Thought I'd join the T-SQL Tuesday party. Originally started by  Adam Machanic (Twitter: @AdamMachanic), this one is hosted by Michael Coles.

Many moons ago whilst working for MyDBA we came across a data corruption problem at a client site. Their vendor supplied application running on SQL Server 2000 stored a bunch of notes in a text column with lovely HTML formatting. The same data was also stored in a separate column in the same row sans HTML markup for use in full-text searches.

For reasons lost to antiquity, they started getting a lot of data corruption errors. Any query that tried to retrieve data from the table with a corrupt record failed with a batch terminating severity 20 error, or it may have been severity 21, and a nasty long complicated message was presented to the end users.
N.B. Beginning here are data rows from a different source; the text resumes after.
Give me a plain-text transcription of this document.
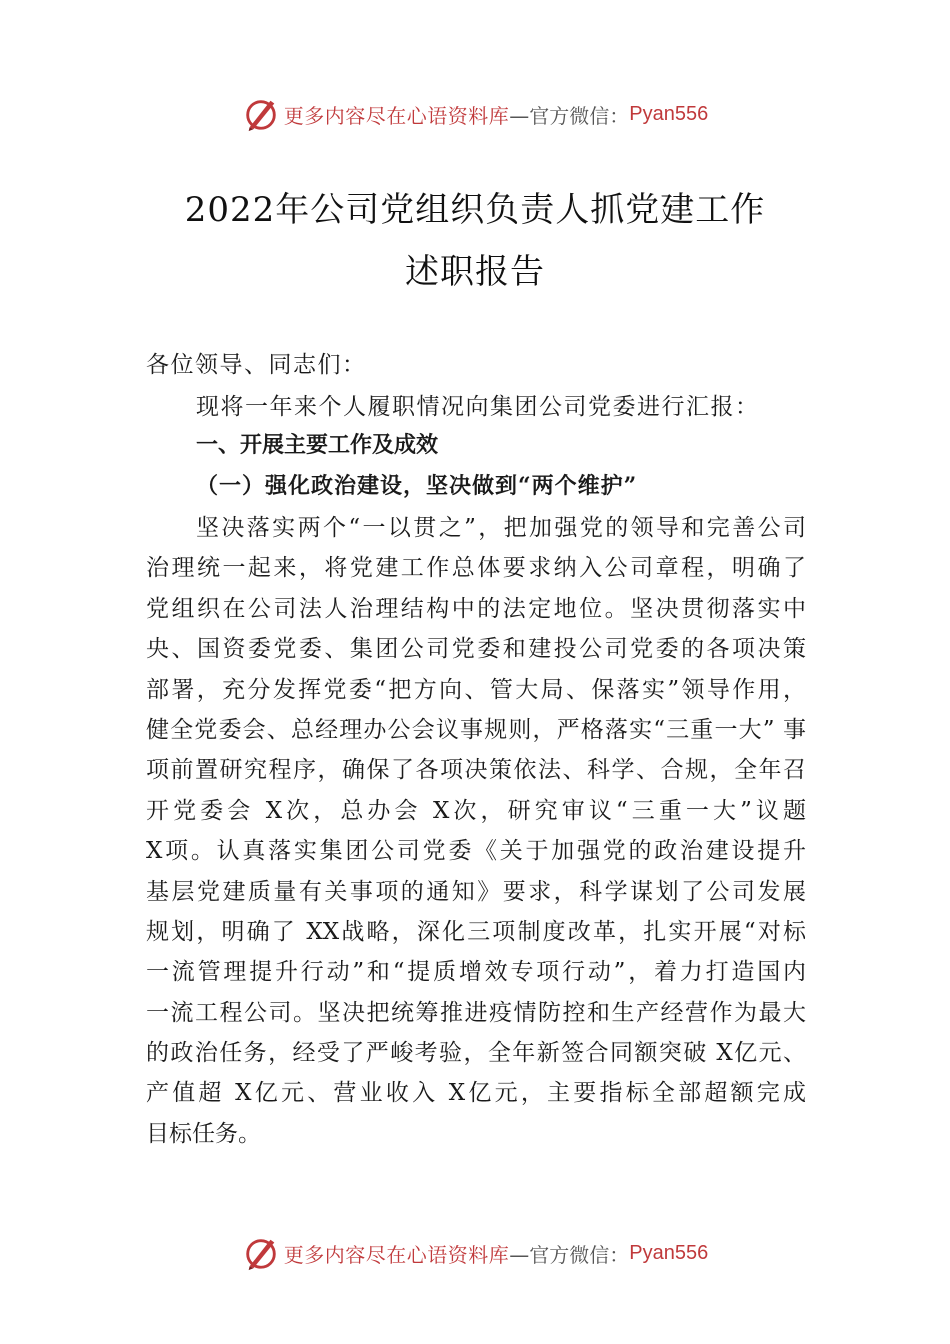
更多内容尽在心语资料库 —官方微信： Pyan556
2022年公司党组织负责人抓党建工作
述职报告
各位领导、同志们：
现将一年来个人履职情况向集团公司党委进行汇报：
一、开展主要工作及成效
（一）强化政治建设，坚决做到“两个维护”
坚决落实两个“一以贯之”，把加强党的领导和完善公司
治理统一起来，将党建工作总体要求纳入公司章程，明确了
党组织在公司法人治理结构中的法定地位。坚决贯彻落实中
央、国资委党委、集团公司党委和建投公司党委的各项决策
部署，充分发挥党委“把方向、管大局、保落实”领导作用，
健全党委会、总经理办公会议事规则，严格落实“三重一大” 事
项前置研究程序，确保了各项决策依法、科学、合规，全年召
开党委会 X次，总办会 X次，研究审议“三重一大”议题
X项。认真落实集团公司党委《关于加强党的政治建设提升
基层党建质量有关事项的通知》要求，科学谋划了公司发展
规划，明确了 XX战略，深化三项制度改革，扎实开展“对标
一流管理提升行动”和“提质增效专项行动”，着力打造国内
一流工程公司。坚决把统筹推进疫情防控和生产经营作为最大
的政治任务，经受了严峻考验，全年新签合同额突破 X亿元、
产值超 X亿元、营业收入 X亿元，主要指标全部超额完成
目标任务。
更多内容尽在心语资料库 —官方微信： Pyan556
Running DBCC CHECKTABLE detected the errors and advised that the minimum repair level was REPAIR_ALLOW_DATA_LOSS. Running this on a test instance of the database resulted in the offending rows being removed from the table and DBCC CHECKTABLE ran clean. Needless to say, our client wasn't impressed with the legal situation that placed them in, data loss was not acceptable.

Luckily, we were able to determine that it was the text data field used by the full-text indexing that was corrupted. So with some help from the Lobster Pot man, Rob Farley (Twitter: @rob_farley), we came built a .Net application that traversed through the affected table till it found a corrupt record, stored all the remaining fields, stripped the HTML from the original column, deleted the corrupt record and inserted a new corrected record.

Result, much happier client.

1 comment:

Rob Farley said...

Ah, I remember that. And my blog is at http://sqlblog.com/blogs/rob_farley

:) Good to see you joining the T-SQL Tuesday crowd. :)